Mais ce soutien est général, il ne s’applique pas qu’aux entreprises concurrentes sur le marché mondial…
CE : C’est vrai, et la raison est la suivante : on ne peut constitutionnellement faire de distinction entre les organismes de bienfaisance en fonction du type d’activités de l’entreprise.
CL : Si l’on regarde les résultats en termes d’emploi de toutes ces aides, c’est décevant. Par exemple, les bilans des crédits d’impôt pour la compétitivité et l’emploi (Cice) – exonération de cotisations sociales sur les salaires – fournissent des nombres d’emplois créés ou protégés qui varient entre 0 et 240 000, soit le nombre moyen d’emplois 120 000 pour environ 22 milliards euros d’aide, ça rend l’emploi cher ! Pouvons-nous nous permettre de dépenser autant d’argent public pour des résultats aussi médiocres ? L’effet a également été faible pour l’investissement : l’argent a permis à l’entreprise d’obtenir un à deux points supplémentaires. Je n’appelle pas ça économie sous artificialité mais capitalisme français sous infiltration. Cette baisse importante des cotisations et des impôts instaurée depuis les années 2000 est cohérente avec la stratégie protectionniste du Gouvernement où le pays s’en sort mal dans le contexte de la mondialisation et de la finance, mais donc avec peu d’impact sur les objectifs politiques poursuivis. .
CE : Rappelons-nous la logique suivie. Au niveau européen, nous avons fixé des règles communes à respecter en partant de l’idée que celles-ci peuvent favoriser la croissance du marché et la spécialisation des différents pays du continent. La situation est que cette action haussière du marché est portée par un certain effort d’innovation, lui-même facilité par l’investissement dans la recherche et l’économie de la connaissance.
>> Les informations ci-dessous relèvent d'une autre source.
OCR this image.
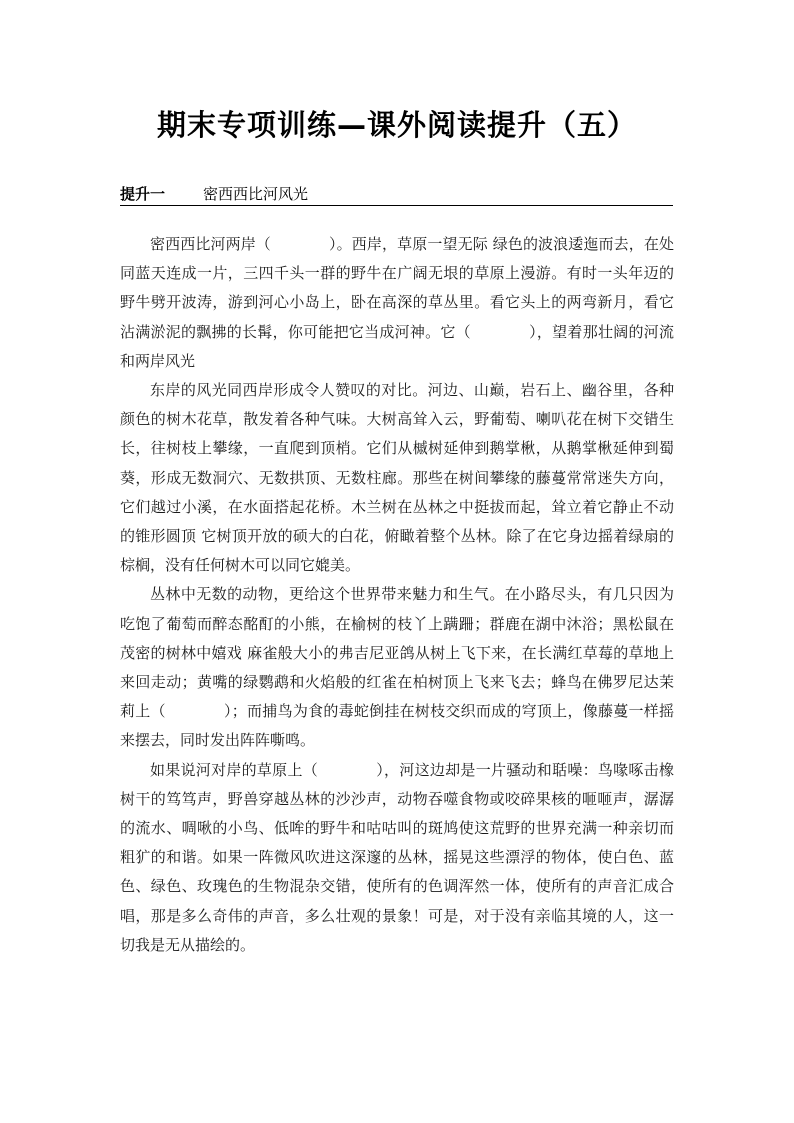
期末专项训练—课外阅读提升（五）
提升一	密西西比河风光

密西西比河两岸（	）。西岸，草原一望无际 绿色的波浪逶迤而去，在处同蓝天连成一片，三四千头一群的野牛在广阔无垠的草原上漫游。有时一头年迈的野牛劈开波涛，游到河心小岛上，卧在高深的草丛里。看它头上的两弯新月，看它沾满淤泥的飘拂的长髯，你可能把它当成河神。它（	），望着那壮阔的河流和两岸风光

东岸的风光同西岸形成令人赞叹的对比。河边、山巅，岩石上、幽谷里，各种颜色的树木花草，散发着各种气味。大树高耸入云，野葡萄、喇叭花在树下交错生长，往树枝上攀缘，一直爬到顶梢。它们从槭树延伸到鹅掌楸，从鹅掌楸延伸到蜀葵，形成无数洞穴、无数拱顶、无数柱廊。那些在树间攀缘的藤蔓常常迷失方向，它们越过小溪，在水面搭起花桥。木兰树在丛林之中挺拔而起，耸立着它静止不动的锥形圆顶 它树顶开放的硕大的白花，俯瞰着整个丛林。除了在它身边摇着绿扇的棕榈，没有任何树木可以同它媲美。

丛林中无数的动物，更给这个世界带来魅力和生气。在小路尽头，有几只因为吃饱了葡萄而醉态酩酊的小熊，在榆树的枝丫上蹒跚；群鹿在湖中沐浴；黑松鼠在茂密的树林中嬉戏 麻雀般大小的弗吉尼亚鸽从树上飞下来，在长满红草莓的草地上来回走动；黄嘴的绿鹦鹉和火焰般的红雀在柏树顶上飞来飞去；蜂鸟在佛罗尼达茉莉上（	）；而捕鸟为食的毒蛇倒挂在树枝交织而成的穹顶上，像藤蔓一样摇来摆去，同时发出阵阵嘶鸣。

如果说河对岸的草原上（	），河这边却是一片骚动和聒噪：鸟喙啄击橡树干的笃笃声，野兽穿越丛林的沙沙声，动物吞噬食物或咬碎果核的咂咂声，潺潺的流水、啁啾的小鸟、低哞的野牛和咕咕叫的斑鸠使这荒野的世界充满一种亲切而粗犷的和谐。如果一阵微风吹进这深邃的丛林，摇晃这些漂浮的物体，使白色、蓝色、绿色、玫瑰色的生物混杂交错，使所有的色调浑然一体，使所有的声音汇成合唱，那是多么奇伟的声音，多么壮观的景象！可是，对于没有亲临其境的人，这一切我是无从描绘的。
Mais vingt ans plus tard, force est de constater que l’utilisation de la recherche dans des pays comme la France a complètement stagné. Nous n’avons jamais trop parlé de recherche et d’innovation et nous n’en avons jamais fait trop peu.
Pourquoi?
CE : L’une des raisons est le cercle vicieux de la désindustrialisation. La recherche est faite principalement par de grands industriels. Mécaniquement, lorsque leur présence dans un territoire diminue en raison d’un déplacement, l’effort d’innovation diminue également. En même temps, tous les gouvernements, de droite comme de gauche, n’ont jamais pris au sérieux cet important soutien à la recherche et à l’innovation.
En l’absence d’augmentation des dépenses de recherche et donc de croissance économique, les gouvernements successifs ont multiplié les programmes de soutien aux entreprises pour réduire la dégradation de notre compétitivité. L’objectif principal est de maintenir l’attractivité du pays pour le territoire et le développement des activités. Sans eux, la situation aurait été pire. Ce soutien permet en effet d’améliorer d’un ou deux points le niveau de marge des entreprises et de maintenir une politique attractive. En bref, ces modifications évitent ou réduisent les effets directs des dommages mécaniques sur notre concurrence active.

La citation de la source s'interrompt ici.